Let’s say that your firm’s vision includes a need to reduce workloads, in order to regain a balance between professional and personal lives. Your firm could choose to stop taking in new matters until caseloads reduce to the desired number. Of course, this strategy has some negative features. One possible negative is that more prospective clients will seek your firm’s services because they see that your firm’s clients are willing to wait in order to be accepted as a firm client. But I think we would agree that such a "problem" really isn’t a problem at all. Your firm now is able to be more selective in choosing clients, because the pool of prospective clients now is larger. This is one way that risk can be reduced through vision.
Also, consider the "problem client." These clients tend to occupy more of your professional time (and sometimes even personal time) than other clients. Problem clients also tend to occupy excessive staff time and often create fee collection problems. I have heard some attorneys observe that problem clients create 80 percent of their stress and take 80 percent of their time, but generate less than 20 percent of their income. Viewed in this light, problem clients are not worth the effort that they require. If you can significantly reduce your stress and time load simply by no longer working for problem clients, your loss of income, reduction in stress and newfound time is well worth your efforts. The highlight of this strategy is that your newfound time can be used for personal time, or for seeking better clients who can pay and are not a problem.
These two examples show how developing a vision can clarify where your firm’s practice is going. Without a firm vision, you will find that controlling and planning your firm’s future is very difficult. The best part is that creating and implementing that vision is relatively simple. Start by asking where the firm is today. What does the ideal client look like? How many hours do we wish to work in an average week or month? What is the ideal caseload? You can finalize your firm vision with where you wish to be in 5, 10 or even 20 years. From that point, you determine how to reach those milestones.

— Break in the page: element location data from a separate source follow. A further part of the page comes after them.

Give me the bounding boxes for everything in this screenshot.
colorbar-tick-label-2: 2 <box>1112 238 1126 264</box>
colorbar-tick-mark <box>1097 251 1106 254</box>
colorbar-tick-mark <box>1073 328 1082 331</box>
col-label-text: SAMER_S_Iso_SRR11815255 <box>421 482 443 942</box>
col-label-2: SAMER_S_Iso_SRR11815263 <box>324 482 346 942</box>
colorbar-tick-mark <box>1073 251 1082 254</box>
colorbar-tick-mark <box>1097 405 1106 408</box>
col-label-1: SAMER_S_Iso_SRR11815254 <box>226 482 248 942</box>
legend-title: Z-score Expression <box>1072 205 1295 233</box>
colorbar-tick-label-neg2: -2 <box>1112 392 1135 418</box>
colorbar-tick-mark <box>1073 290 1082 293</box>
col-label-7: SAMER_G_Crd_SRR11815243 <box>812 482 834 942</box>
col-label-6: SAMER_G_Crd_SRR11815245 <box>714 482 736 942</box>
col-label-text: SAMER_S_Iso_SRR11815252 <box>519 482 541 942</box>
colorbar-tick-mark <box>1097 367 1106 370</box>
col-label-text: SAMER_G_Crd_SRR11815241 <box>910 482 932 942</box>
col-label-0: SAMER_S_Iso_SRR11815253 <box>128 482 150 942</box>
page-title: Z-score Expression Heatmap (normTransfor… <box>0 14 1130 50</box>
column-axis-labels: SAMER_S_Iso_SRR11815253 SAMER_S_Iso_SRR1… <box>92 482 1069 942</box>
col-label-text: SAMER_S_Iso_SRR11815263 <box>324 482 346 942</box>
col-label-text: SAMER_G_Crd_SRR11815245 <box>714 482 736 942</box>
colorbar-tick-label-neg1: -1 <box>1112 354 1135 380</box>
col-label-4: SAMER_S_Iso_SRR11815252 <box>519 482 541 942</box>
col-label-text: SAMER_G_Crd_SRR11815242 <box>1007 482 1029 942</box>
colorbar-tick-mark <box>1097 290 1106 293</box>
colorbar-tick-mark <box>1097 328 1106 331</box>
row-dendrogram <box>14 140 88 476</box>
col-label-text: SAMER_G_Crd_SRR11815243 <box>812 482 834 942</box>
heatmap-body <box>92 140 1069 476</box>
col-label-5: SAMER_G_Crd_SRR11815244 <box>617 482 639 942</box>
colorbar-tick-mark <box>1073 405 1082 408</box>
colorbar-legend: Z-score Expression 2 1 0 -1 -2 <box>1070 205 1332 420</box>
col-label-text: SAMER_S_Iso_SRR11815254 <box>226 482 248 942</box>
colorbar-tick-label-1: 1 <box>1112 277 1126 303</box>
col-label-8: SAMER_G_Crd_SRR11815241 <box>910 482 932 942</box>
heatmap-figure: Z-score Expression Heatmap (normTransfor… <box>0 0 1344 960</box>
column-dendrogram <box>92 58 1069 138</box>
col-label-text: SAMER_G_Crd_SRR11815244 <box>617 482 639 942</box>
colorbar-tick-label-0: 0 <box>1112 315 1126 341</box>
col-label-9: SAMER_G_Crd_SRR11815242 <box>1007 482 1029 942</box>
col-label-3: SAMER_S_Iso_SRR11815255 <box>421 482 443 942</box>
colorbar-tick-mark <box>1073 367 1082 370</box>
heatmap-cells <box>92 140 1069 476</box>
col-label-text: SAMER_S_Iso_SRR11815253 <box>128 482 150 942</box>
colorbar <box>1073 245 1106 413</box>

In the end, creating and implementing a firm vision can reduce your firm’s risk of a malpractice claim. Your firm and its employees can have greater control over the firm’s daily operation. Professional decision-making can be improved because personal satisfaction is higher. Of course, I can’t guarantee this result. However, I have talked with a number of attorneys who have developed a business vision, and every single one has said that it made a huge difference for them and their law practice.